The future of EU strategic capability remains highly questionable; based on a number of serious “maybes” such as willingness of member states to participate, allocation of duty and resource, or the availability of forces which may be involved in state led operations.
Having said that, the battle group system is at current the most prolific and favorable concept. A number of such groups have already been formed and are in the process of creation. It remains questionable whether they will be effective in deployment, however, as one has not yet been tested. The obstacles to deployment are still numerous and in some cases quite large, bringing into question if they will be used. The system is not a standing force and merely provides the EU with a catalogue of forces which its directors may call upon to provide certain capabilities. It is by no means yet the ERRF of legend, nor has it the potential to act as an orderly strategic or operational force in the world’s conflict zones.
Why is it so difficult for EU member states to cooperate in the defense area, when they seem to have very little trouble doing so within the structure of NATO?
Speaking of NATO, do we actually need a European army of sorts, when the alliance with the Americans and the Canadians has proven so much more effective?
Perhaps cooperation is difficult because of a difference in unified strategic goal. In the Cold War, NATO existed to counter the Soviets, but that was never tested. Discerning the NATO sheep from the goats is difficult in an enviroment where they haven’t been tested. I have to take issue with the idea that it’s much easier in NATO, it isn’t NATO’s difficult to run in and in many ways quite unweildy, but it’s got US backing and is much older, and born out of an intense necessity.
Why not keep NATO instead? Why not indeed!
Oh, we should keep NATO, absolutely. In fact, I rather wonder why we need something of an European alternative to it, when we have NATO…
You’re probably right on the lack of a goal making it difficult to come to a permanent defense structure nowadays. With no clear, single enemy, let alone much of a real threat to Western security, why establish another defensive alliance, right?

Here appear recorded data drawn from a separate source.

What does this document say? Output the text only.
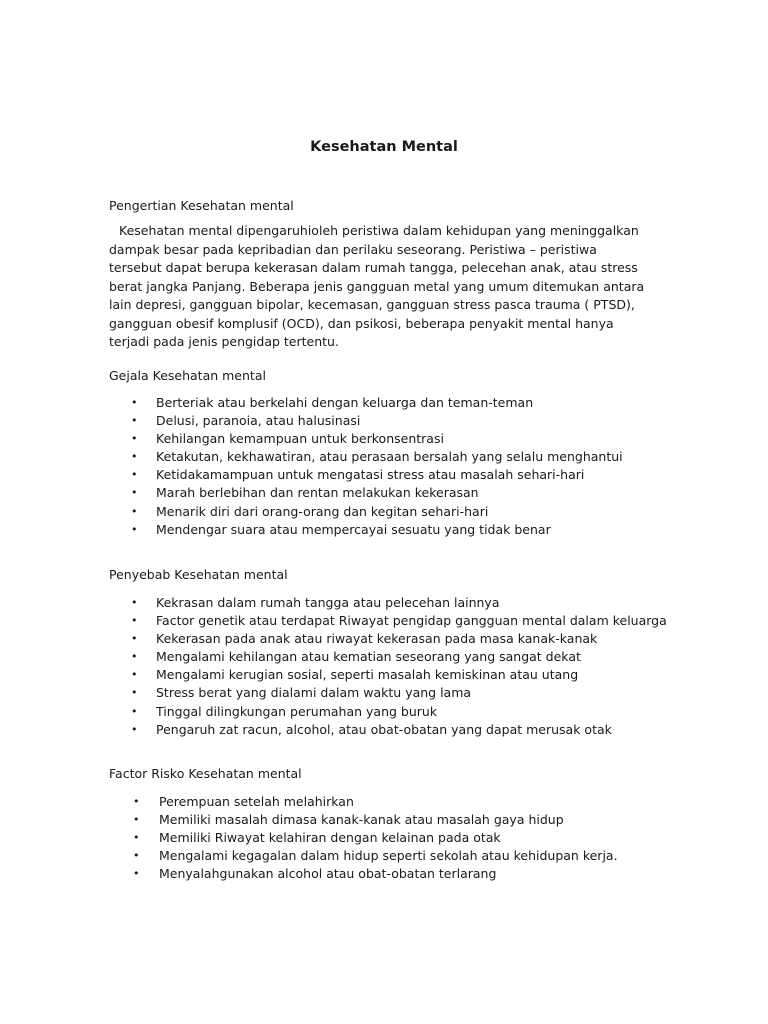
Kesehatan Mental
Pengertian Kesehatan mental

Kesehatan mental dipengaruhioleh peristiwa dalam kehidupan yang meninggalkan dampak besar pada kepribadian dan perilaku seseorang. Peristiwa – peristiwa tersebut dapat berupa kekerasan dalam rumah tangga, pelecehan anak, atau stress berat jangka Panjang. Beberapa jenis gangguan metal yang umum ditemukan antara lain depresi, gangguan bipolar, kecemasan, gangguan stress pasca trauma ( PTSD), gangguan obesif komplusif (OCD), dan psikosi, beberapa penyakit mental hanya terjadi pada jenis pengidap tertentu.

Gejala Kesehatan mental
• Berteriak atau berkelahi dengan keluarga dan teman-teman
• Delusi, paranoia, atau halusinasi
• Kehilangan kemampuan untuk berkonsentrasi
• Ketakutan, kekhawatiran, atau perasaan bersalah yang selalu menghantui
• Ketidakamampuan untuk mengatasi stress atau masalah sehari-hari
• Marah berlebihan dan rentan melakukan kekerasan
• Menarik diri dari orang-orang dan kegitan sehari-hari
• Mendengar suara atau mempercayai sesuatu yang tidak benar
Penyebab Kesehatan mental
• Kekrasan dalam rumah tangga atau pelecehan lainnya
• Factor genetik atau terdapat Riwayat pengidap gangguan mental dalam keluarga
• Kekerasan pada anak atau riwayat kekerasan pada masa kanak-kanak
• Mengalami kehilangan atau kematian seseorang yang sangat dekat
• Mengalami kerugian sosial, seperti masalah kemiskinan atau utang
• Stress berat yang dialami dalam waktu yang lama
• Tinggal dilingkungan perumahan yang buruk
• Pengaruh zat racun, alcohol, atau obat-obatan yang dapat merusak otak
Factor Risko Kesehatan mental
• Perempuan setelah melahirkan
• Memiliki masalah dimasa kanak-kanak atau masalah gaya hidup
• Memiliki Riwayat kelahiran dengan kelainan pada otak
• Mengalami kegagalan dalam hidup seperti sekolah atau kehidupan kerja.
• Menyalahgunakan alcohol atau obat-obatan terlarang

Quite so, but out of area operations being a key potential aim, as you’ve said about humanitarian aid and the miliary dynamic of that; the small wars of interventionist policies, may all be things that elements of the EU would like to posess to sure-up the EUs position in the world. As I question, what’s the point of having a Foreign Minsiter if a huge chunk of what that role should probably entail is absent; strategic capability of a military nature. Also, the fact that North America is involved in NATO may be seen as a bad thing by those who want an EU only solution.
Sure, but there’s plenty of countries that value the atlantic alliance on the other hand, like Britain, the Netherlands, Poland, etc. Going through the trouble of setting up something of a EU defense force, especially during a stage when we can’t even agree on a foreign policy, seems like looking for problems when there’s really no need for it.
Couldn’t agree more. But one does wonder what the point is in an EU officer for security, if they have no security to direct.